EV energy scores correlate well with disease variation annotations and functional measurements

New applications also introduced by sequence-level modeling:

  • deep mutational scanning experiments screen many genetic variants for an observed phenotype (ie does the protein glow more or less than other mutated proteins)
  • more evidence that probabilistic models are generally useful

An update for the machine learning era: EVE



VAE models learn highly accurate ClinVar scores, even with only a couple hundred sequences per protein family.


Simple gaussian mixture on top of VAE probabilities gives ~90% correlation, ~99% AUC specific examples like TP53.

The state-of-the-art: masked language models

No sequence alignment needed: (pre-)training is over huge amounts of data–although model is relatively small (MM-15B param)
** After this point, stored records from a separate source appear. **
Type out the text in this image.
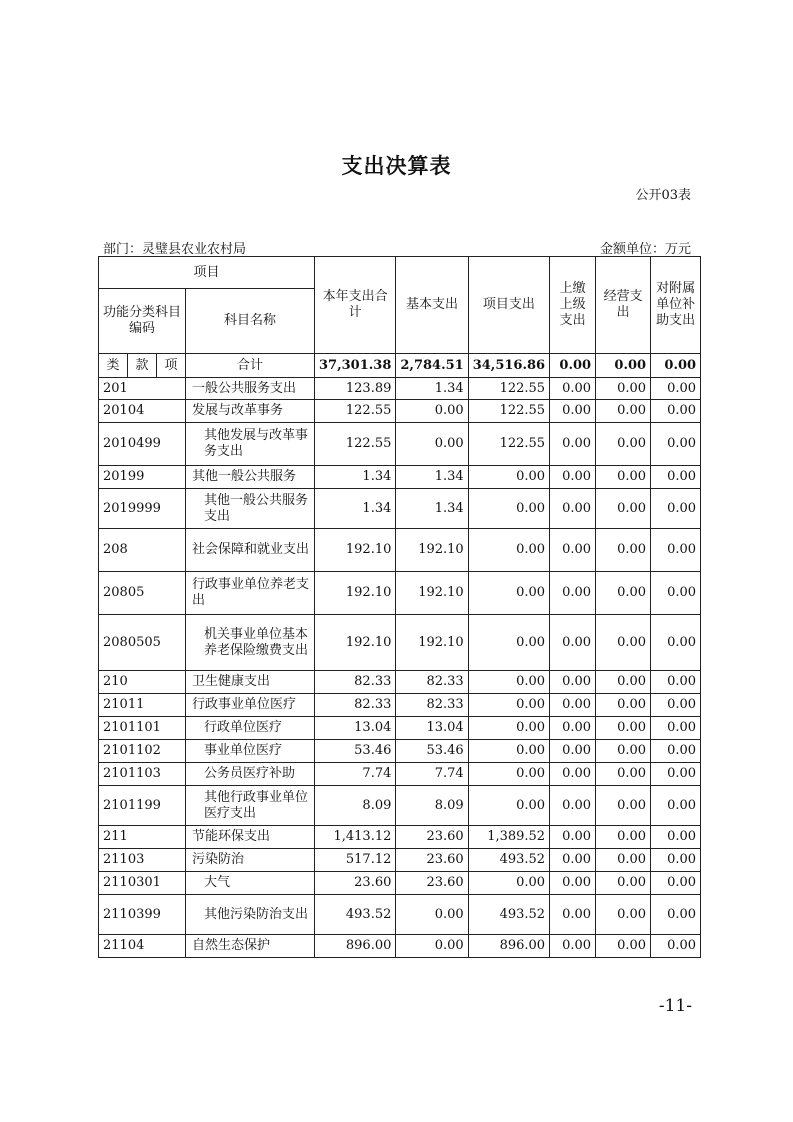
支出决算表
公开03表
部门：灵璧县农业农村局	金额单位：万元
项目				本年支出合计	基本支出	项目支出	上缴上级支出	经营支出	对附属单位补助支出
功能分类科目编码			科目名称						
类	款	项	合计	37,301.38	2,784.51	34,516.86	0.00	0.00	0.00
201			一般公共服务支出	123.89	1.34	122.55	0.00	0.00	0.00
20104			发展与改革事务	122.55	0.00	122.55	0.00	0.00	0.00
2010499			其他发展与改革事务支出	122.55	0.00	122.55	0.00	0.00	0.00
20199			其他一般公共服务	1.34	1.34	0.00	0.00	0.00	0.00
2019999			其他一般公共服务支出	1.34	1.34	0.00	0.00	0.00	0.00
208			社会保障和就业支出	192.10	192.10	0.00	0.00	0.00	0.00
20805			行政事业单位养老支出	192.10	192.10	0.00	0.00	0.00	0.00
2080505			机关事业单位基本养老保险缴费支出	192.10	192.10	0.00	0.00	0.00	0.00
210			卫生健康支出	82.33	82.33	0.00	0.00	0.00	0.00
21011			行政事业单位医疗	82.33	82.33	0.00	0.00	0.00	0.00
2101101			行政单位医疗	13.04	13.04	0.00	0.00	0.00	0.00
2101102			事业单位医疗	53.46	53.46	0.00	0.00	0.00	0.00
2101103			公务员医疗补助	7.74	7.74	0.00	0.00	0.00	0.00
2101199			其他行政事业单位医疗支出	8.09	8.09	0.00	0.00	0.00	0.00
211			节能环保支出	1,413.12	23.60	1,389.52	0.00	0.00	0.00
21103			污染防治	517.12	23.60	493.52	0.00	0.00	0.00
2110301			大气	23.60	23.60	0.00	0.00	0.00	0.00
2110399			其他污染防治支出	493.52	0.00	493.52	0.00	0.00	0.00
21104			自然生态保护	896.00	0.00	896.00	0.00	0.00	0.00
-11-
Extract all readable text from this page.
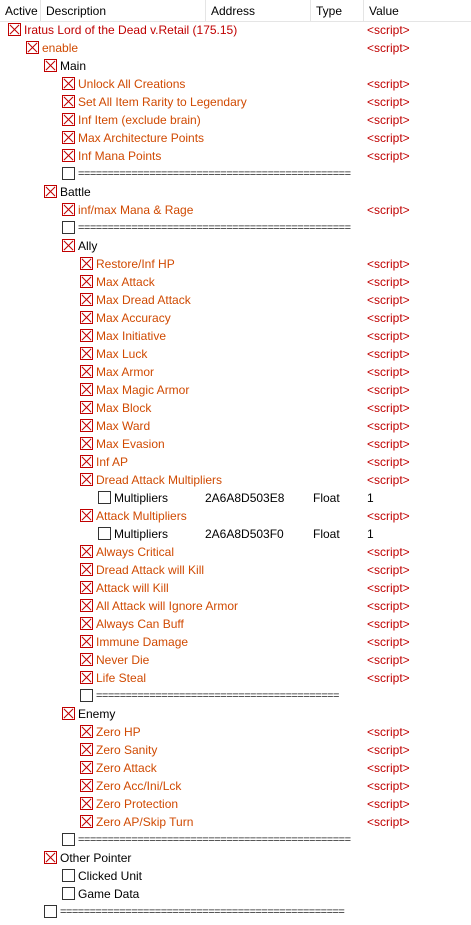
Active Description	Address	Type	Value
Iratus Lord of the Dead v.Retail (175.15)	<script>
enable	<script>
Main
Unlock All Creations	<script>
Set All Item Rarity to Legendary	<script>
Inf Item (exclude brain)	<script>
Max Architecture Points	<script>
Inf Mana Points	<script>
==============================================
Battle
inf/max Mana & Rage	<script>
==============================================
Ally
Restore/Inf HP	<script>
Max Attack	<script>
Max Dread Attack	<script>
Max Accuracy	<script>
Max Initiative	<script>
Max Luck	<script>
Max Armor	<script>
Max Magic Armor	<script>
Max Block	<script>
Max Ward	<script>
Max Evasion	<script>
Inf AP	<script>
Dread Attack Multipliers	<script>
Multipliers	2A6A8D503E8 Float 1
Attack Multipliers	<script>
Multipliers	2A6A8D503F0 Float 1
Always Critical	<script>
Dread Attack will Kill	<script>
Attack will Kill	<script>
All Attack will Ignore Armor	<script>
Always Can Buff	<script>
Immune Damage	<script>
Never Die	<script>
Life Steal	<script>
=========================================
Enemy
Zero HP	<script>
Zero Sanity	<script>
Zero Attack	<script>
Zero Acc/Ini/Lck	<script>
Zero Protection	<script>
Zero AP/Skip Turn	<script>
==============================================
Other Pointer
Clicked Unit
Game Data
================================================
Brandes. et al (2023) paper demonstrates even without fine-tuning, ESM performs favorably compared with EVE

A bit unfair given the architectural context, but still clear differences using 650M parameter model:

Not shown–commensurate increase in prediction of mutational scanning effect datasets.
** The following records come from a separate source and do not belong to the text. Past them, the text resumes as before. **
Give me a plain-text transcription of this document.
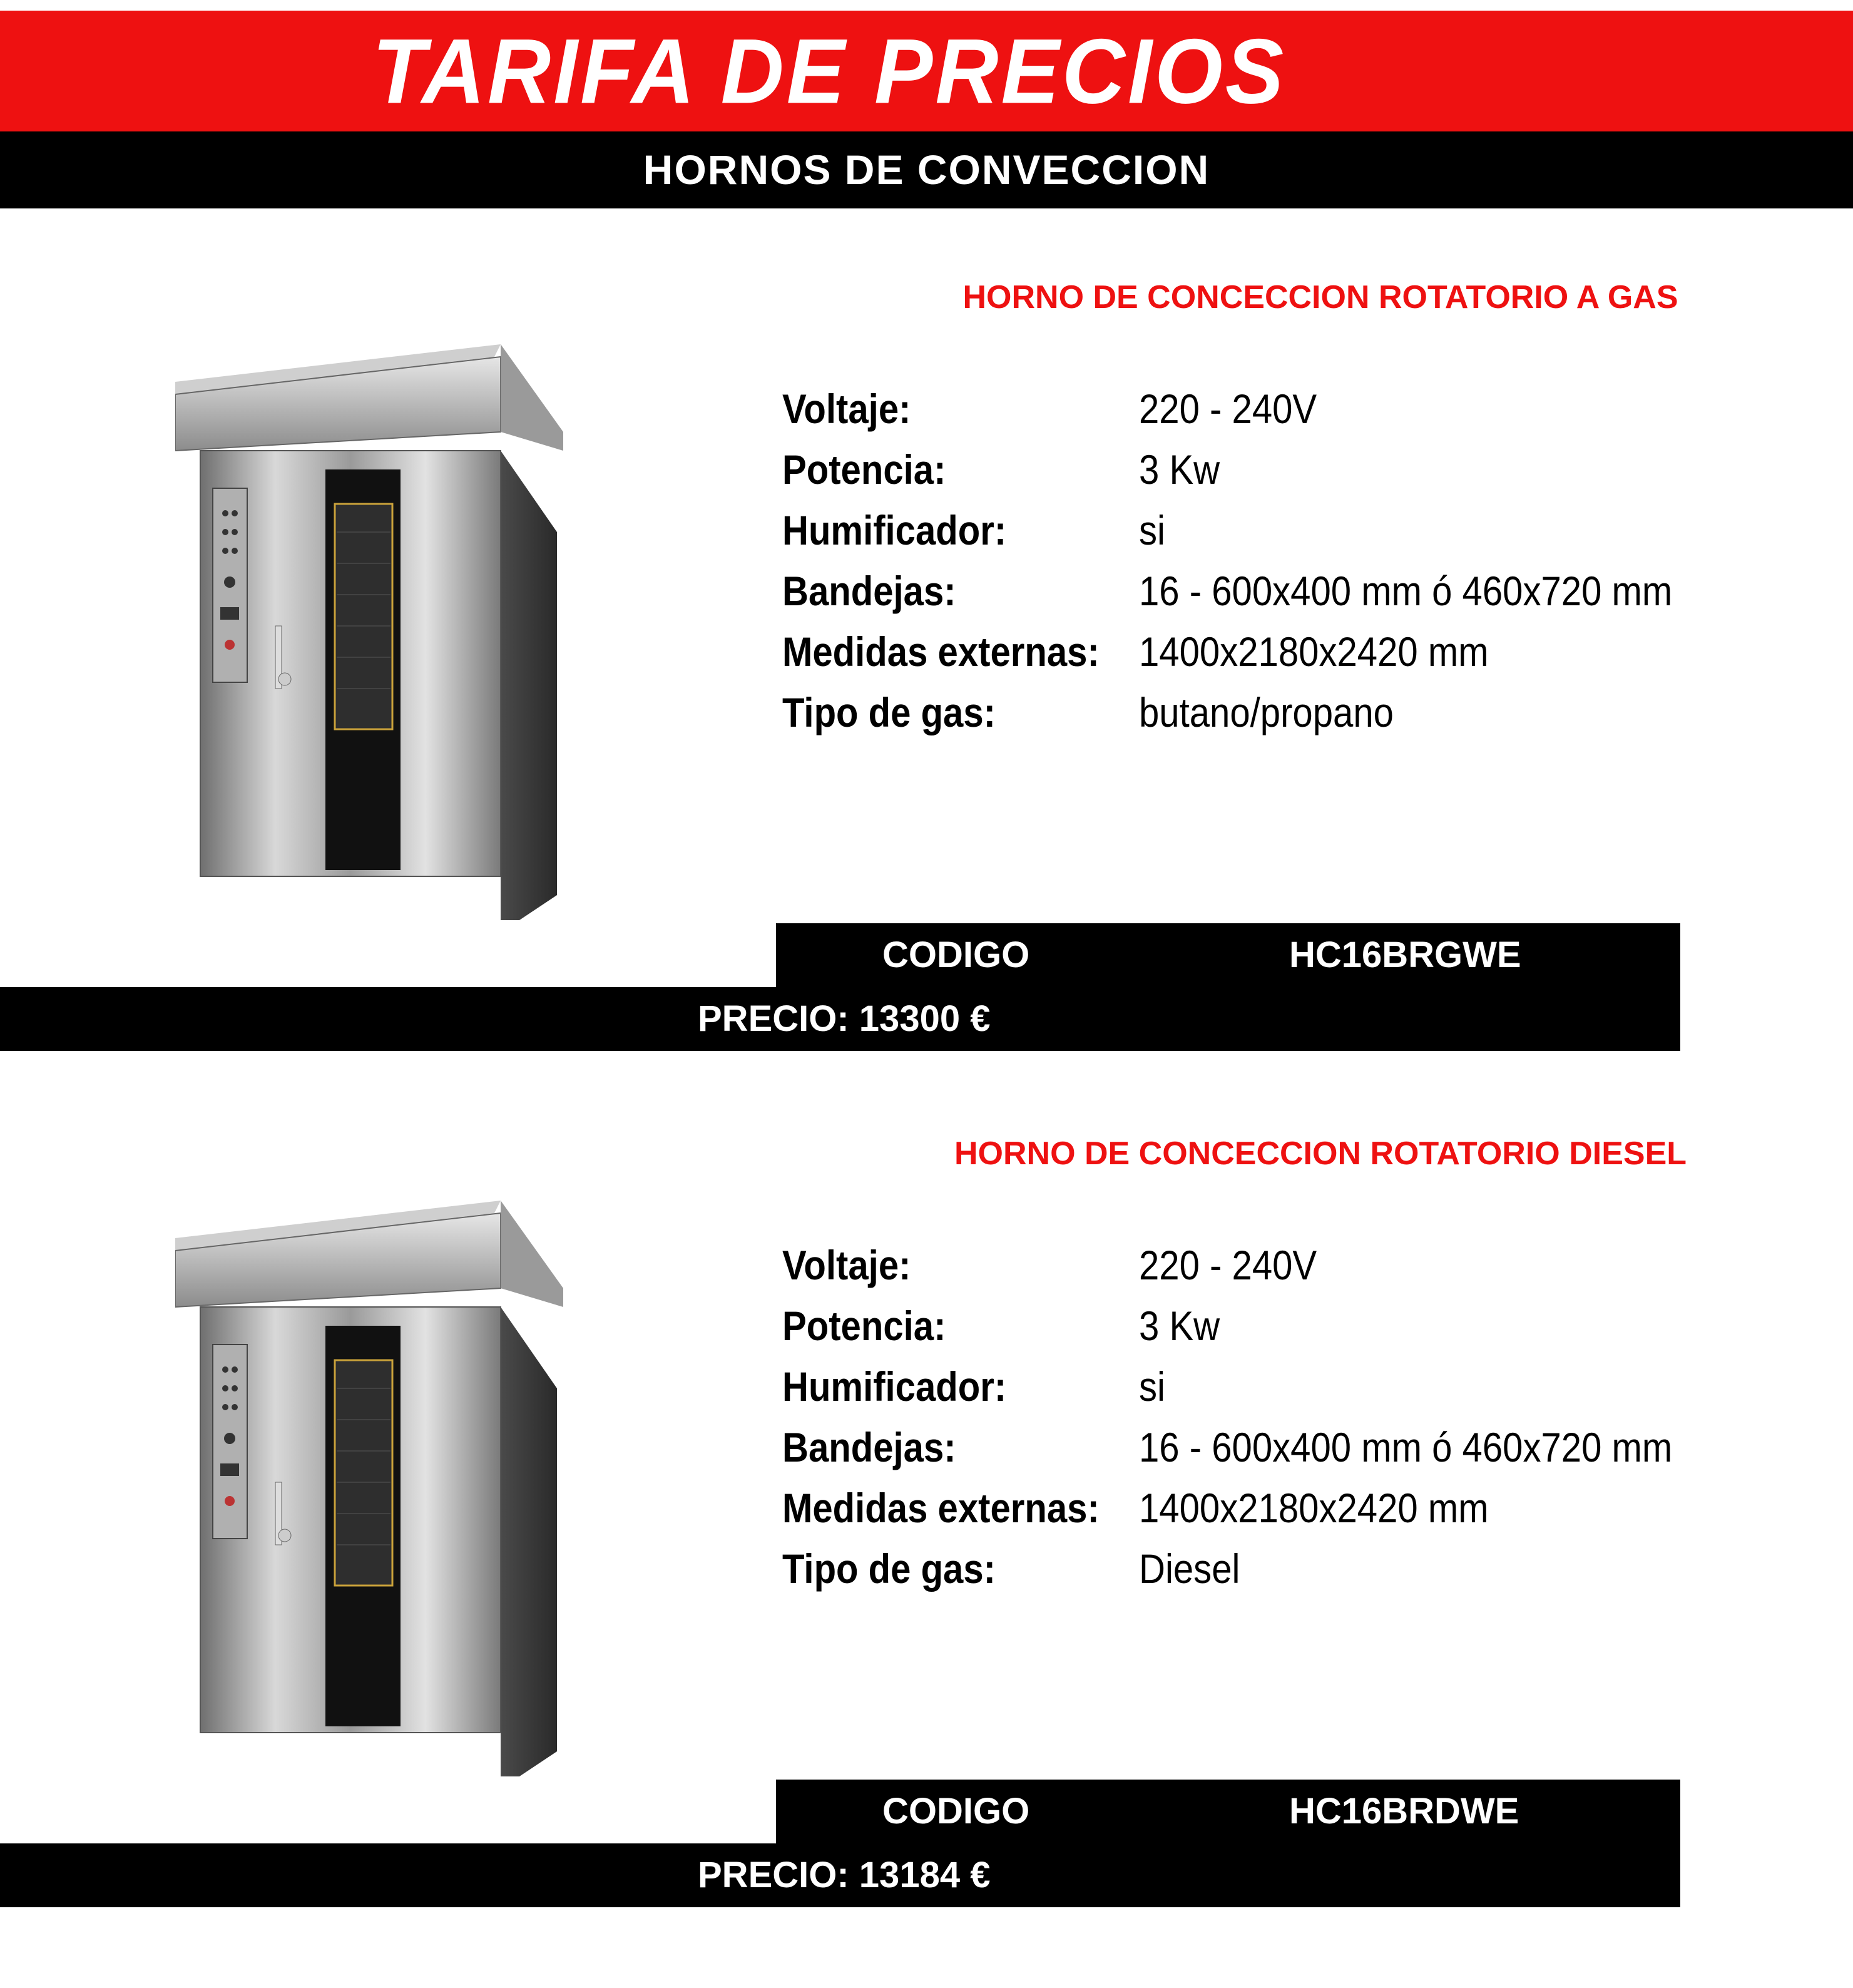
TARIFA DE PRECIOS
HORNOS DE CONVECCION
HORNO DE CONCECCION ROTATORIO A GAS
Voltaje:	220 - 240V
Potencia:	3 Kw
Humificador:	si
Bandejas:	16 - 600x400 mm ó 460x720 mm
Medidas externas: 1400x2180x2420 mm
Tipo de gas:	butano/propano
CODIGO	HC16BRGWE
PRECIO: 13300 €
HORNO DE CONCECCION ROTATORIO DIESEL
Voltaje:	220 - 240V
Potencia:	3 Kw
Humificador:	si
Bandejas:	16 - 600x400 mm ó 460x720 mm
Medidas externas: 1400x2180x2420 mm
Tipo de gas:	Diesel
CODIGO	HC16BRDWE
PRECIO: 13184 €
Embeddings from ESM can be easily fine tuned into highly accurate protein structural predictions

New applications of protein language models: forward de novo design

Note: people have been doing de novo design for ~20-30 years now, but it’s only in the last ~10 that it’s been possible with really extensive automation.

First paper: Ali Madani’s ProGen

Model is autoregressively trained from “control tags” (sort of like ) to generate different sequences.
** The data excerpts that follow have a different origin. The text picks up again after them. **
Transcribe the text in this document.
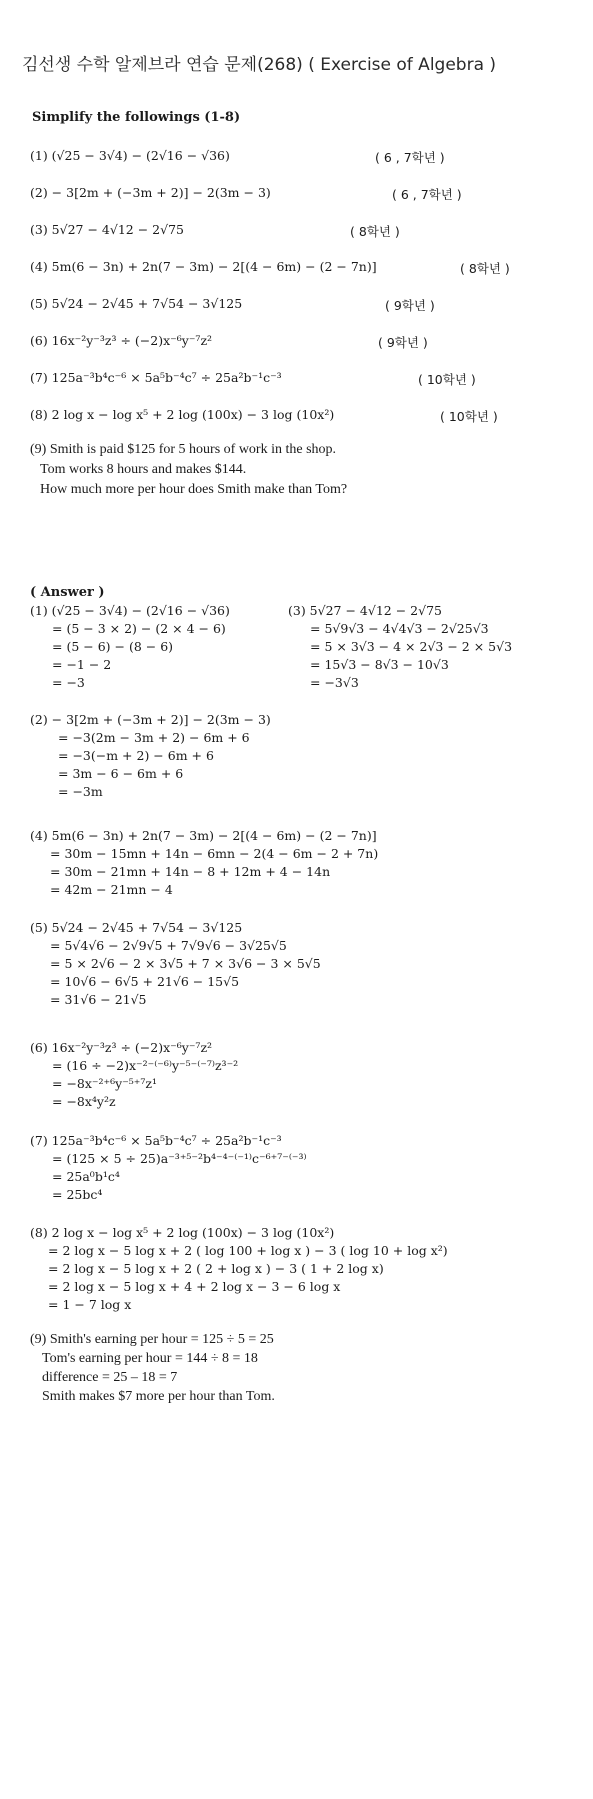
김선생 수학 알제브라 연습 문제(268) ( Exercise of Algebra )
Simplify the followings (1-8)
(1) (√25 − 3√4) − (2√16 − √36)	( 6 , 7학년 )
(2) − 3[2m + (−3m + 2)] − 2(3m − 3)	( 6 , 7학년 )
(3) 5√27 − 4√12 − 2√75	( 8학년 )
(4) 5m(6 − 3n) + 2n(7 − 3m) − 2[(4 − 6m) − (2 − 7n)]	( 8학년 )
(5) 5√24 − 2√45 + 7√54 − 3√125	( 9학년 )
(6) 16x⁻²y⁻³z³ ÷ (−2)x⁻⁶y⁻⁷z²	( 9학년 )
(7) 125a⁻³b⁴c⁻⁶ × 5a⁵b⁻⁴c⁷ ÷ 25a²b⁻¹c⁻³	( 10학년 )
(8) 2 log x − log x⁵ + 2 log (100x) − 3 log (10x²)	( 10학년 )
(9) Smith is paid $125 for 5 hours of work in the shop.
Tom works 8 hours and makes $144.
How much more per hour does Smith make than Tom?
( Answer )
(1) (√25 − 3√4) − (2√16 − √36)
= (5 − 3 × 2) − (2 × 4 − 6)
= (5 − 6) − (8 − 6)
= −1 − 2
= −3
(3) 5√27 − 4√12 − 2√75
= 5√9√3 − 4√4√3 − 2√25√3
= 5 × 3√3 − 4 × 2√3 − 2 × 5√3
= 15√3 − 8√3 − 10√3
= −3√3
(2) − 3[2m + (−3m + 2)] − 2(3m − 3)
= −3(2m − 3m + 2) − 6m + 6
= −3(−m + 2) − 6m + 6
= 3m − 6 − 6m + 6
= −3m
(4) 5m(6 − 3n) + 2n(7 − 3m) − 2[(4 − 6m) − (2 − 7n)]
= 30m − 15mn + 14n − 6mn − 2(4 − 6m − 2 + 7n)
= 30m − 21mn + 14n − 8 + 12m + 4 − 14n
= 42m − 21mn − 4
(5) 5√24 − 2√45 + 7√54 − 3√125
= 5√4√6 − 2√9√5 + 7√9√6 − 3√25√5
= 5 × 2√6 − 2 × 3√5 + 7 × 3√6 − 3 × 5√5
= 10√6 − 6√5 + 21√6 − 15√5
= 31√6 − 21√5
(6) 16x⁻²y⁻³z³ ÷ (−2)x⁻⁶y⁻⁷z²
= (16 ÷ −2)x⁻²⁻⁽⁻⁶⁾y⁻⁵⁻⁽⁻⁷⁾z³⁻²
= −8x⁻²⁺⁶y⁻⁵⁺⁷z¹
= −8x⁴y²z
(7) 125a⁻³b⁴c⁻⁶ × 5a⁵b⁻⁴c⁷ ÷ 25a²b⁻¹c⁻³
= (125 × 5 ÷ 25)a⁻³⁺⁵⁻²b⁴⁻⁴⁻⁽⁻¹⁾c⁻⁶⁺⁷⁻⁽⁻³⁾
= 25a⁰b¹c⁴
= 25bc⁴
(8) 2 log x − log x⁵ + 2 log (100x) − 3 log (10x²)
= 2 log x − 5 log x + 2 ( log 100 + log x ) − 3 ( log 10 + log x²)
= 2 log x − 5 log x + 2 ( 2 + log x ) − 3 ( 1 + 2 log x)
= 2 log x − 5 log x + 4 + 2 log x − 3 − 6 log x
= 1 − 7 log x
(9) Smith's earning per hour = 125 ÷ 5 = 25
Tom's earning per hour = 144 ÷ 8 = 18
difference = 25 – 18 = 7
Smith makes $7 more per hour than Tom.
First paper: Ali Madani’s ProGen

Most importantly, proteins designed using this method can actually be expressed in cells comparably to natural proteins – a big milestone

Second paper: Brian Hie’s work (no fancy method name)

Targets antibody generation using ESM1b/1v using a sort of simulated annealing-like process.

Basically, select protein candidates as based on probability from some model: for a length \(L\) protein given by \(\mathbf{x}\), with \(i \in [1, 2, ..., L]\)

\[ p(x^{'}_i | \mathbf{x}) > p(x_i | \mathbf{x}) \]

where \(x_i\) denotes the wild-type residue (or the “start” residue at a given site \(i\)) and \(x^{'}_i\) is a particular substitution at that site.

DL methods are enabling other applications in biology:



DNA Language models emerging (Benzegas et al. (2023), from Song lab at Berkeley): could be used to decode effect of regulatory DNA.


Builds on history of sequence modeling to predict transcription (Kelley lab at Calico, Enformer etc.)


So far, not so many big applications of these technologies for forward design of elements in synthetic biology. Maybe MPRA’s?

Diffusion models another frontier of protein modeling



First paper from Anand and Achim (2022) and then followed by RFDiffusion from Baker lab at UW (Watson et al., 2023 Nature Biotechnology). Here is a trajectory for a binder designed against insulin receptor (IPD website)

Conclusions

Protein sequence modeling field has moved quite quickly in last five years.


Moving from simpler statistical models to more complex models, ultimately to learn energy functions / likelihood scorers.


Robust performance on variant scoring tasks–unclear what the field will do now that we have these strong general representation learners. So far analyses focused on protein-protein interaction, general prediction tasks (like stability).